Уилли (Колдер) - страница 10

Когда Уилли пересек Ла-Манш в сопровождении своей няни, он ступил на землю, которая показалась ему чужой. Описывая его детство во Франции, Ребекка Уэст утверждала, что «в тот период он, должно быть, рассматривал окружающий мир несколько отчужденно, сознавая, что существуют иные страны, кроме той, в которой он живет, и иные нормы, помимо тех, которые ему приходится соблюдать». В «Библиотечке путешественника» Моэм признавал, что не был воспитан в традициях культуры какой-то одной страны. «Обстоятельства моего рождения, — писал он, — привили мне образ жизни двух стран, две культуры, две точки зрения; они помешали мне полностью приобрести инстинкты и предрассудки какого-либо одного народа. Но ведь именно в инстинктах и предрассудках наиболее глубоко проявляется ощущение общности со страной».

Прибыв в Англию как чужестранец, даже не зная, как следует, языка, юный Моэм, безусловно, ощущал себя беззащитным и одиноким. Он описывает свое чувство неловкости, когда, ступив на причал в Дувре, он обратился к носильщику по-французски: «Porteur, cabriolet!»[1] или когда в подготовительной школе неправильно ставил ударение в английских словах. «Я дрожал от неуверенности в себе, как лист на ветру», — вспоминал он. Он был чужак и знал, что не похож на детей, выросших на английской земле.

Травма, полученная от переезда из уютной и знакомой квартиры на авеню д’Антэн в дом приходского священника, усугубилась увольнением его няни. Много лет спустя писатель жаловался своему племяннику, что няню рассчитали в тот же день, как он приехал в Уитстебл. «Сразу же после моего приезда в дом священника дядя объявил мне, что моя няня должна вернуться обратно, потому что он не в состоянии платить ей. После смерти отца и матери няня оставалась единственным человеком, которого я любил. Она напоминала мне о любви и радостных минутах, которые я испытывал, живя на авеню д’Антэн. Она была моим единственным другом. Мои старшие братья жили отдельно, няня же всегда находилась рядом со мной и ее любовь ко мне была взаимной. Она оставалась последним звеном, связывавшим меня с матерью. И в первый же день я ее лишился».
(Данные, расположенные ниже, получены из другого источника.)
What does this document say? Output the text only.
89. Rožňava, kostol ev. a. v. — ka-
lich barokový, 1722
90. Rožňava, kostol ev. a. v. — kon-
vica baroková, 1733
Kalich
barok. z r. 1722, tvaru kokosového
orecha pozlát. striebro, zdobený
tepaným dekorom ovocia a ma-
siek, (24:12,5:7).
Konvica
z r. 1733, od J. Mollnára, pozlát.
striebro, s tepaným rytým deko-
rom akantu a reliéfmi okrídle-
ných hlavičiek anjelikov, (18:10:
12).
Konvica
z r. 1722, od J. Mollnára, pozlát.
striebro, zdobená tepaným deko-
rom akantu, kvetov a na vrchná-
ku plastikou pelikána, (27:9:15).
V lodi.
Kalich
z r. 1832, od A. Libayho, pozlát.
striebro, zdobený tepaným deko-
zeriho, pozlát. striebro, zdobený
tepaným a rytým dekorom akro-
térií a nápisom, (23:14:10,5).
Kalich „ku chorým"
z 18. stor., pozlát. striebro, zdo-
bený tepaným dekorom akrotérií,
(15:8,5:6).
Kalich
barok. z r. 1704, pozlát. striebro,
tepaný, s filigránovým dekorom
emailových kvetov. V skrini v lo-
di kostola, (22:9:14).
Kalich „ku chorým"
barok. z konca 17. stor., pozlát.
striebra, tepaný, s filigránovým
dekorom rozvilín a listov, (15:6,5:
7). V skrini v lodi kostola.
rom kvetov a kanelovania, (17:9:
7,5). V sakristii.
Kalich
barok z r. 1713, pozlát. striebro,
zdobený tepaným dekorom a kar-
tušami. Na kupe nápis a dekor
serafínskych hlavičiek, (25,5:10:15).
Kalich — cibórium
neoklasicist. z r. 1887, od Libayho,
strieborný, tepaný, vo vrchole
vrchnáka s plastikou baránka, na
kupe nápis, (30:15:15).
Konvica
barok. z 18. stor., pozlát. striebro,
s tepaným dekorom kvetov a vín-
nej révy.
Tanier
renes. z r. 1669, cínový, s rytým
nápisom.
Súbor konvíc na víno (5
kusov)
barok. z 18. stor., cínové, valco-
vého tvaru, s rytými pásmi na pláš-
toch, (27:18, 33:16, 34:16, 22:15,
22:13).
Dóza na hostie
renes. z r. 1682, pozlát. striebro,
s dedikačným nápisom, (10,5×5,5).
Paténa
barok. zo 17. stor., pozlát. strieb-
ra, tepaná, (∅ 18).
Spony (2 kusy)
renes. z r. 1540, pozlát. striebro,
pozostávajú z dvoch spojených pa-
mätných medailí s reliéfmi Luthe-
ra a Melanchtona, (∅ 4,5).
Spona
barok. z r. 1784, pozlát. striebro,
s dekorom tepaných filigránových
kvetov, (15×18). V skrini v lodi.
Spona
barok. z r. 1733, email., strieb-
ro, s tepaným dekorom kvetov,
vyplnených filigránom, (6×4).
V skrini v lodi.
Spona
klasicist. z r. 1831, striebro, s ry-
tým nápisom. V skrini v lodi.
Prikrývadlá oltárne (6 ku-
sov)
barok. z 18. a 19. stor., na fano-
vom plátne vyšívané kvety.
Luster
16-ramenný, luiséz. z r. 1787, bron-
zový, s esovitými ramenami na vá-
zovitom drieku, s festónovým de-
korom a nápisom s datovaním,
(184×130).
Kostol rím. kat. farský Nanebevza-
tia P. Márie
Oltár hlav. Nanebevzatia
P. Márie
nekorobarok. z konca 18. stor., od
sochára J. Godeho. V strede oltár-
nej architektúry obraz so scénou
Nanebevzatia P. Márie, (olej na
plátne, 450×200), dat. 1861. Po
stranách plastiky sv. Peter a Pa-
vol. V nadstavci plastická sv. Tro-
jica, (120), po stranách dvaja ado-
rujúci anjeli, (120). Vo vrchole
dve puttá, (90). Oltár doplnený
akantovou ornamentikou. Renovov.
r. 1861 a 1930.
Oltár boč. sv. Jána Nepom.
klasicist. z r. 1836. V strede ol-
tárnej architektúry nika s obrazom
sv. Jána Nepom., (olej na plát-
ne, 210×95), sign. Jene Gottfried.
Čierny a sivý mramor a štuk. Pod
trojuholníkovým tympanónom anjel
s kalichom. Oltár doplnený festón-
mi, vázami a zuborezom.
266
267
«Я никогда не забуду горечи тех лет», — признавался Моэм, оглядываясь назад. Причиненная в детстве боль невыносимо жгла его душу всю жизнь. «Он всячески избегал говорить о годах своего детства», — вспоминал Гамильтон Бассо в 1945 году.

Моэм дал портреты священника и его жены в двух своих романах: саркастически в «Бремени страстей человеческих» и с некоторой симпатией в «Пирогах и пиве». Судя по отзывам всех, кто знал дядюшку писателя, преподобный Моэм был ограниченным, недалеким человеком, которого отличали высокомерие, педантизм и снобизм. Его жена, немка Софи, при своей чопорности и строгости не была лишена доброты. Когда Уилли появился в их доме, им уже перевалило за пятьдесят. Детей у них никогда не было, и они, конечно, не были готовы взять на себя воспитание впечатлительного мальчугана, только что потерявшего родителей. Размеренная жизнь прихода отражала характер и привычки его пастыря. Поэтому Уилли неоднократно давалось понять, что своим приездом он нарушил царивший в доме порядок.